Le Midrash enseigne que tous les commandements divins furent donnés sur le mont Sinaï, et qu'aucun prophète ne put y ajouter ou retrancher (Midrash Sifra sur Lévitique 27:34 ; Talmud, Yoma 80a).
De nombreuses œuvres de littérature rabbinique tentent de déterminer quels commandements appartiennent à ces 613 commandements. Le Sefer Hamitzvot de Maïmonide, accompagné du commentaire de Nahmanide, est considéré comme une référence en la matière, ainsi que le Sefer HaHinoukh, attribué au Rav Aaron Halevi de Barcelone.
Autres subdivisions[modifier | modifier le code]
Mitzvot bibliques et mitzvot rabbiniques[modifier | modifier le code]
- Voir les sept mitzvot rabbiniques
Aux mitzvot bibliques, référées dans le Talmud comme Mitzvot deOraita (commandements de la Loi), on oppose les Mitzvot deRabbanan, sept prescriptions d'origine rabbinique (le fait d'en préciser l'origine rabbinique permet d'« ajouter » des prescriptions à celles de la Torah, puisque ne contrevenant pas à l'interdiction du Deutéronome d'ajouter ou retrancher aux paroles de la Loi). Bien que leur source soit dans la Torah, elles n'apparaissent qu'après exégèse et non pas scripturairement.
Parmi ces mitzvot :
- La bénédiction, ou l'action de grâce pour chaque occasion de réjouissance ;
- Le lavage des mains avant le repas ;
- L'allumage des bougies de Shabbat ;
- le 'Erouv, afin de pouvoir transporter à Shabbat sans l'enfreindre ;
- Le Hallel ;
- Les bougies de Hanoukkah ;
- La lecture du Livre d'Esther à Pourim.
Ces prescriptions rabbiniques sont considérées comme des commandements bibliques, en ceci qu'on doit, avant de les accomplir, réciter une prière appropriée :
- « Béni es-Tu Seigneur […] qui nous a prescrit… »
Le commandement divin est considéré comme implicite dans la loi générale (Deutéronome 17:11, et 32:7 ; Shab. 23a). Beaucoup de conceptions courantes quant à l'accomplissement rituel des mitzvot dérivent d'interprétations rabbiniques ; par exemple, la Kriat Shema (Deutéronome 6:4-7), la mise des tefillin, et la fixation des mezouzot (Deut. 8-9), et l'action de grâce après les repas (Deutéronome 8:10).

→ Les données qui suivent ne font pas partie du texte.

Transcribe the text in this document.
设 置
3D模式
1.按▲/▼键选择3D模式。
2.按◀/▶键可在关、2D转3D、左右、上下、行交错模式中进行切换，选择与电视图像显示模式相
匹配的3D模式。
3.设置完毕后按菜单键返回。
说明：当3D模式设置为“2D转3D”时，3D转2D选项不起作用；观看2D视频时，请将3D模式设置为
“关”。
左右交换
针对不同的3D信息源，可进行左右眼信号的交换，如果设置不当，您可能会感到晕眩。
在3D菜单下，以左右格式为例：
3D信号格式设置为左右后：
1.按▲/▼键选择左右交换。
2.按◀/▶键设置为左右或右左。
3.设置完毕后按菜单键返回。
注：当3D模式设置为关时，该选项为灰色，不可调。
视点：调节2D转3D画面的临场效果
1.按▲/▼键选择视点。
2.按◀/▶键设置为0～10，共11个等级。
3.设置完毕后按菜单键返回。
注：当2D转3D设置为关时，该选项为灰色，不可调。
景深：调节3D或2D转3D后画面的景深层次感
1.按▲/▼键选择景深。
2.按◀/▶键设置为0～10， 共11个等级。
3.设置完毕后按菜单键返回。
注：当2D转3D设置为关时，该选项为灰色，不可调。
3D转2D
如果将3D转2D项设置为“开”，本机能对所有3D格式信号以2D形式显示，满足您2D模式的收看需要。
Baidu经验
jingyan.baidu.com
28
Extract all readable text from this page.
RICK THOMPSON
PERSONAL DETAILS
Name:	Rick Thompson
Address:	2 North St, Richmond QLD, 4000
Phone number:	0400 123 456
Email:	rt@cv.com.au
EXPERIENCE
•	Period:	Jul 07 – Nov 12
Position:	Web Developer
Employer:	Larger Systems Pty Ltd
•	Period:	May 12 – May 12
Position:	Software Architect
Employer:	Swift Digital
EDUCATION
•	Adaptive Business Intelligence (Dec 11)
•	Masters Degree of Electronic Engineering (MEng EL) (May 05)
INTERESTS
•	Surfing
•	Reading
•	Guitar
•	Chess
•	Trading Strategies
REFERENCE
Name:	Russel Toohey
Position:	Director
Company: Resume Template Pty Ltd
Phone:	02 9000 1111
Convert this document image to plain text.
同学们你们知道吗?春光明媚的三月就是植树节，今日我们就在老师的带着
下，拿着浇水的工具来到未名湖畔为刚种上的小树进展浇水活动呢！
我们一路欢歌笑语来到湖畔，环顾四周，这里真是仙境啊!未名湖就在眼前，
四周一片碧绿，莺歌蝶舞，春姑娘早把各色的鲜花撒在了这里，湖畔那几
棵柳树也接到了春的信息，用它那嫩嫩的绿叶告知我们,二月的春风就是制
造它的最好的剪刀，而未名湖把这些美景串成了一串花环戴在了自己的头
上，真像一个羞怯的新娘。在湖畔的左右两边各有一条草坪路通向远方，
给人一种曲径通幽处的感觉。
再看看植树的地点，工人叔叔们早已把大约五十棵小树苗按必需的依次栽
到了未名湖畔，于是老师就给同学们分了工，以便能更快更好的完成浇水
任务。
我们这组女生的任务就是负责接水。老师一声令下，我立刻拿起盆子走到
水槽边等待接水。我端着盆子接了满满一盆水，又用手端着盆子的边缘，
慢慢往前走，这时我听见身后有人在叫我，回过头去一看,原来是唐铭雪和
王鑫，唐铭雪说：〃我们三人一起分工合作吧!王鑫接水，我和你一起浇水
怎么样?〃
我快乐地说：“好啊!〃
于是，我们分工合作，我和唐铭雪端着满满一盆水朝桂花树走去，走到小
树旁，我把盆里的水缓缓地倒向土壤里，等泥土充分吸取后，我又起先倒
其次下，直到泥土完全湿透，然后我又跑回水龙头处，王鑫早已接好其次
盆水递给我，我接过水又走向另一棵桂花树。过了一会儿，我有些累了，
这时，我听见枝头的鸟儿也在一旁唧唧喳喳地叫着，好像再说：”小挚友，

De façon générale, pour savoir quels sont les rites d'origine rabbinique, il suffit d'observer les différences de pratique entre juifs rabbanites et karaïtes.
Mitzvot envers son prochain et envers le Lieu[modifier | modifier le code]
Une division tout aussi courante, et unanimement reconnue, celle-là, est la suivante :
- Mitzvot envers son prochain, c'est-à-dire prescriptions de conduite, personnelle et sociale, d'éthique et de morale. Ex. : Tu ne convoiteras […] rien de ce qui appartient à ton prochain ;
- Mitzvot envers le Lieu, par exemple : Respecte le Shabbat.
Bien que les deux soient importantes, il est connu qu'à Yom Kippour, Dieu ne peut pardonner les offenses envers son prochain lorsque celui-ci n'a pas pardonné.
Une classe de mitzvot ne concerne que les membres de la Diaspora juive : les mitzvot liées à la terre, concernant non seulement l'agriculture, mais le retour en terre d'Israël.
Mitzvot comprises (sikhliot) et mitzvot non comprises (shem'aïot)[modifier | modifier le code]
Il s'agit d'une subdivision courante au Moyen Age mais guère plus usitée :
- Les mitzvot sikhliot sont des mitzvot dont le sens est « évident », comme la prohibition du vol, du meurtre…
- Les mitzvot shem'aïot sont inaccessibles à la raison, et doivent être observées parce que les Enfants d'Israël les ont entendues de Dieu. Parmi elles-ci, les lois sur la pureté rituelle, l'interdiction de porter du sha'atnaz, ou de ne pouvoir manger la viande de certains animaux.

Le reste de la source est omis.